Teleislas
- Type: Free-to-air television network
- Country: Colombia
- Broadcast area: San Andrés and Providencia Nationwide (cable and satellite)
- Headquarters: San Andrés

Programming
- Languages: Spanish English San Andrés Creole
- Picture format: 1080i HDTV (downscaled to 480i for the SDTV feed)

History
- Founded: July 10, 1973 (Simón Bolívar station owned by Inravisión) 1997 (Channel Seven) 2004 (Teleislas)
- Founder: Inravisión

Links
- Website: www.teleislas.gov.co

Availability

Terrestrial
- Analog VHF/UHF: Listings may vary

= Teleislas =

Colombian television network

Teleislas is a Colombian regional public television channel, with headquarters in the island of San Andrés and covering San Andrés and Providencia, located in the Caribbean. The station launched in 1973 as an independent Inravisión station, older even than Teleantioquia, later it became an independent channel (Channel Seven) before becoming its current form in 2004. Its programming is general, and broadcasts in Spanish, English and San Andrés Creole.

==History==
The station started broadcasting in on June 10, 1973, (Note: RTVC claims the station started broadcasting in 1974) as Estación Autónoma Simón Bolívar, set up by Inravisión, which had its own studios and editing suite. It was set up at the initiative of Inravisión president Misael Pastrana Borrero. Its output was a mix of national programs seen on two of the mainland channels (Cadena 1 and Cadena 2), as well as local productions such as Searchlight and Creole Show. The station was also used as a testing ground for future innovations on national television: it broadcast the 1978 FIFA World Cup final while mainlanders still saw it in black and white, which was also the station's first satellite broadcast. Local programming was done with a limited budget.
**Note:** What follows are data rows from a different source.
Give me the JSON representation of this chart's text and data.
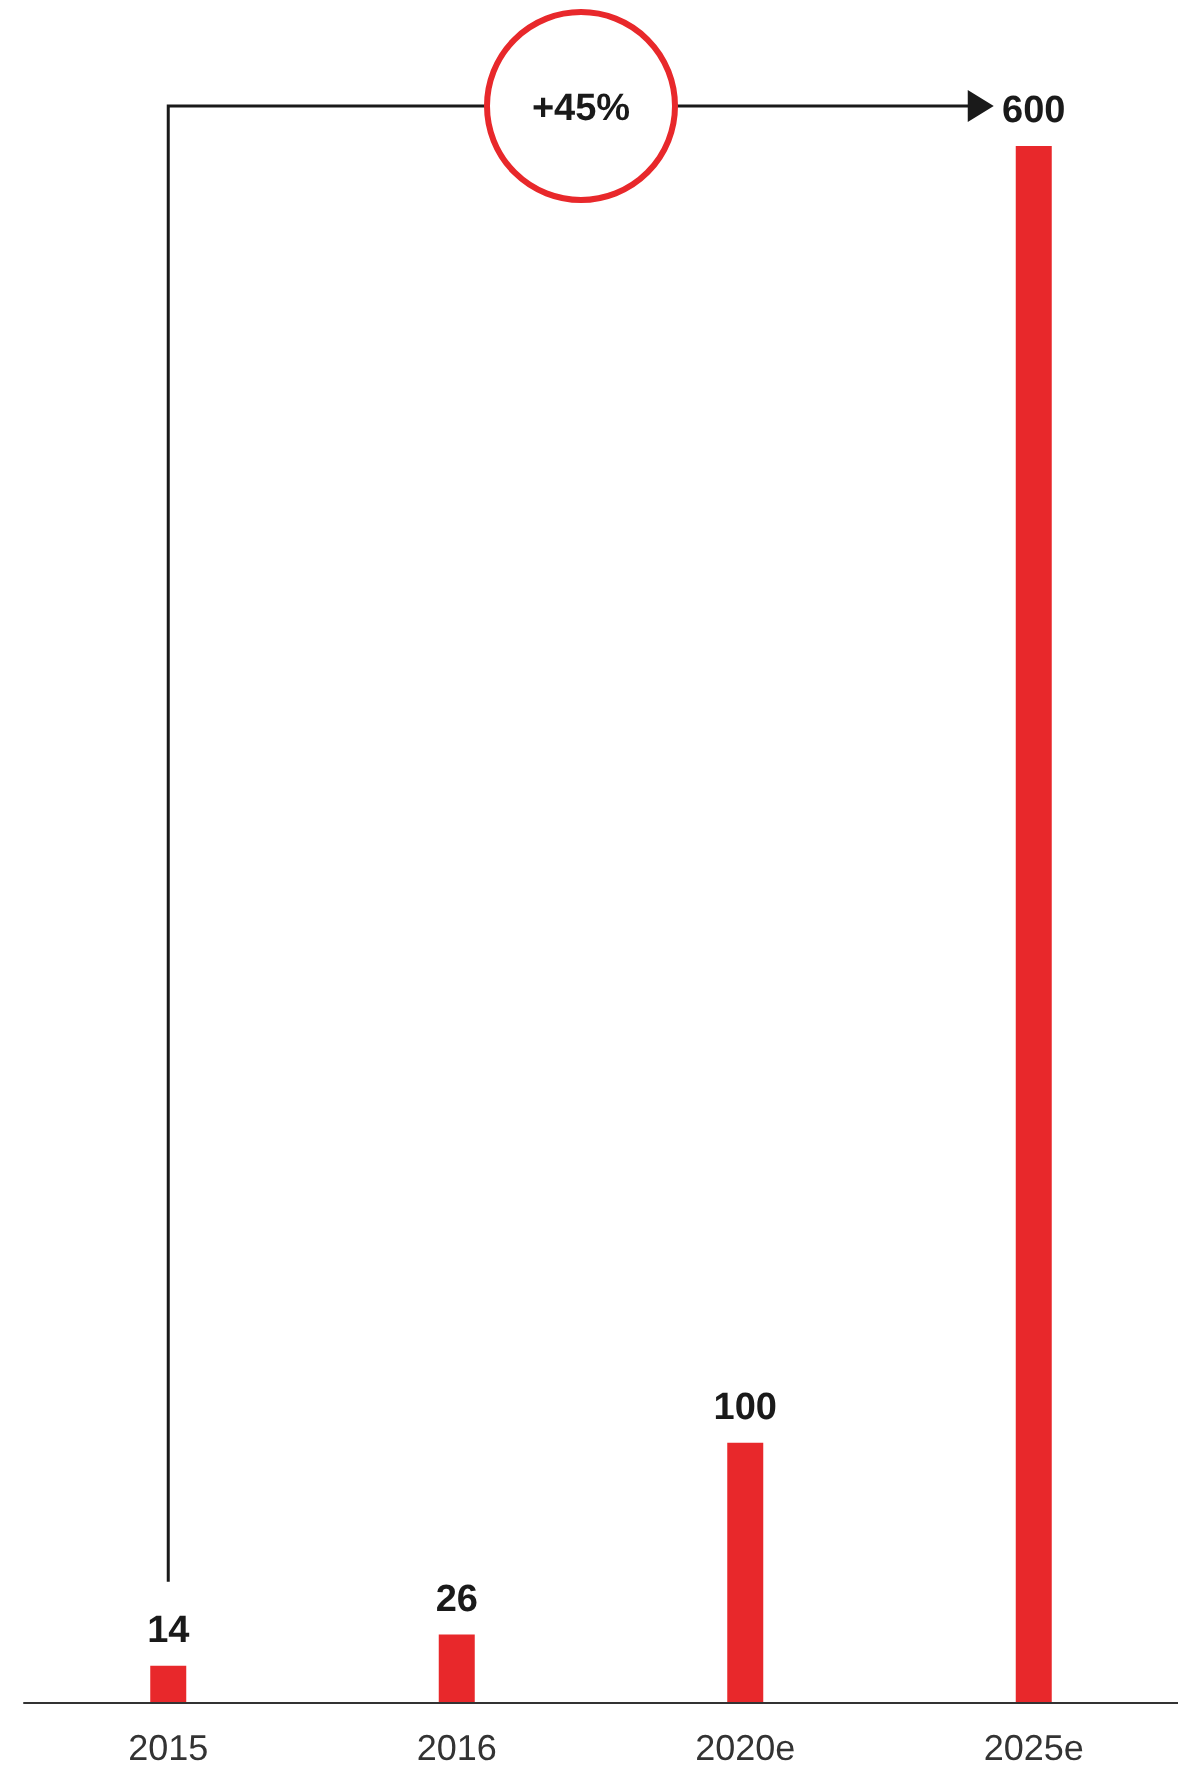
{
  "chart_data": {
    "type": "bar",
    "categories": [
      "2015",
      "2016",
      "2020e",
      "2025e"
    ],
    "values": [
      14,
      26,
      100,
      600
    ],
    "color": "#e8282b",
    "data_labels": true,
    "annotations": [
      "+45%"
    ]
  }
}
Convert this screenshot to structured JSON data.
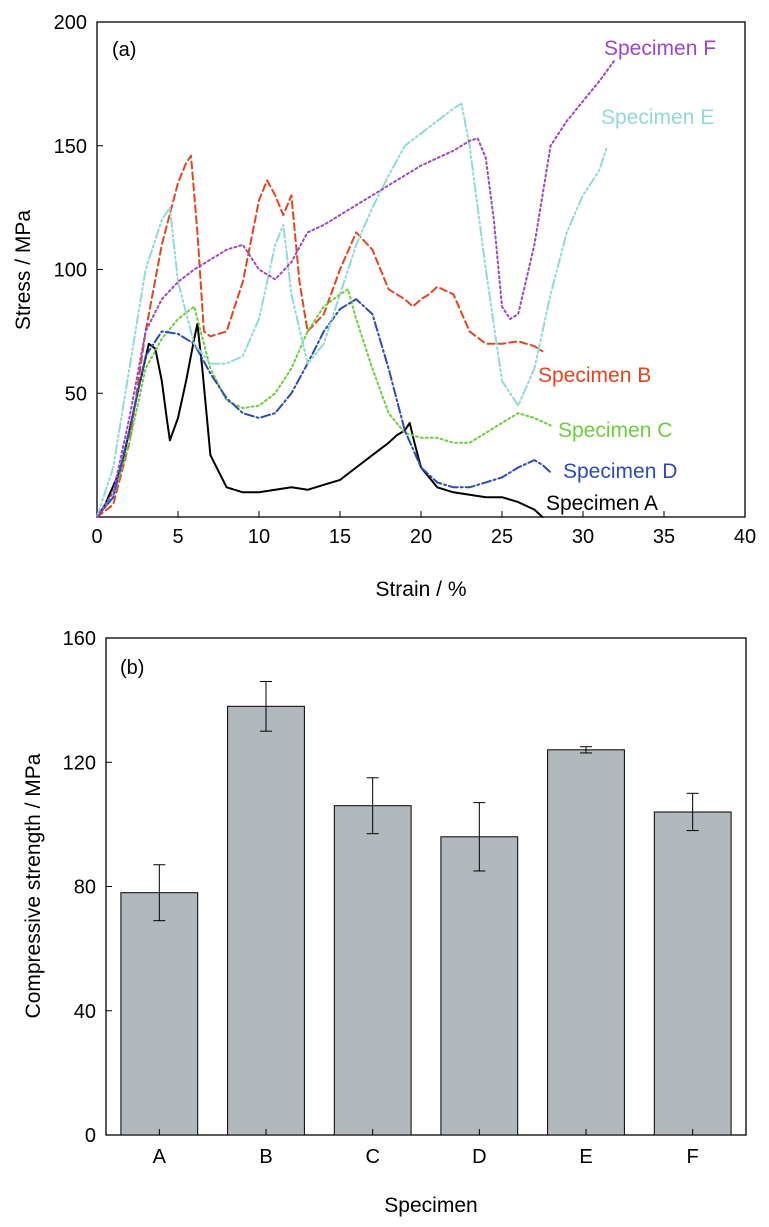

In 1984, a formal proposal to create Teleislas was proposed and accepted. By 1987, there were more local programs on air, adopting the name "Channel Seven" in popular jargon. This arrangement lasted until 1991, when the autonomous station ceased operating and was replaced by a composite relay of Cadena Uno and Cadena Dos (later Canal A) delivered using microwave. This composite feed ended in 1995, when Inravisión started delivering satellite feeds of its three channels (now also enabling relays of Canal 3), as well as installing transmitters for their respective relays. In 1997, an independent Teleislas entity was created, whereas full regional programming resumed in 2004, for six hours a day. In January 2005, the station was not available in Providencia, as the National Television Council was still pending approval for a television transmitter there.

On April 14, 2005, a group protested at Channel Seven/Teleislas's facilities, demanding more local programs regarding their culture, and the sacking of Katherine Méndez de Ávila, on the grounds that she didn't speak English. In the late 2000s, its productions were seen abroad on Región Colombia Internacional.

In July 2015, Teleislas started digital terrestrial television broadcasts.

In September 2023, the station's new headquarters at San Andrés were announced, costing COP$14,500, with an additional COP$10,000 in technological upgrades. The ICT Ministry announced on August 1, 2025, that it would initiate a public contest to select Raizal artwork for use in the station's new facilities.

==Raizal TV==
Raizal TV is a side channel created by Teleislas on July 8, 2022, broadcasting on LCN 108 or 109, depending on the area of coverage. Initially, the channel did not afford a 24-hour schedule; as of 2025, its line-up consisted of Teleislas programs for 30% of the schedule, while the rest consisted of relays of CaribVision, a pan-Caribbean television network. The channel broadcasts entirely in San Andrés Creole (some Teleislas programs) and English.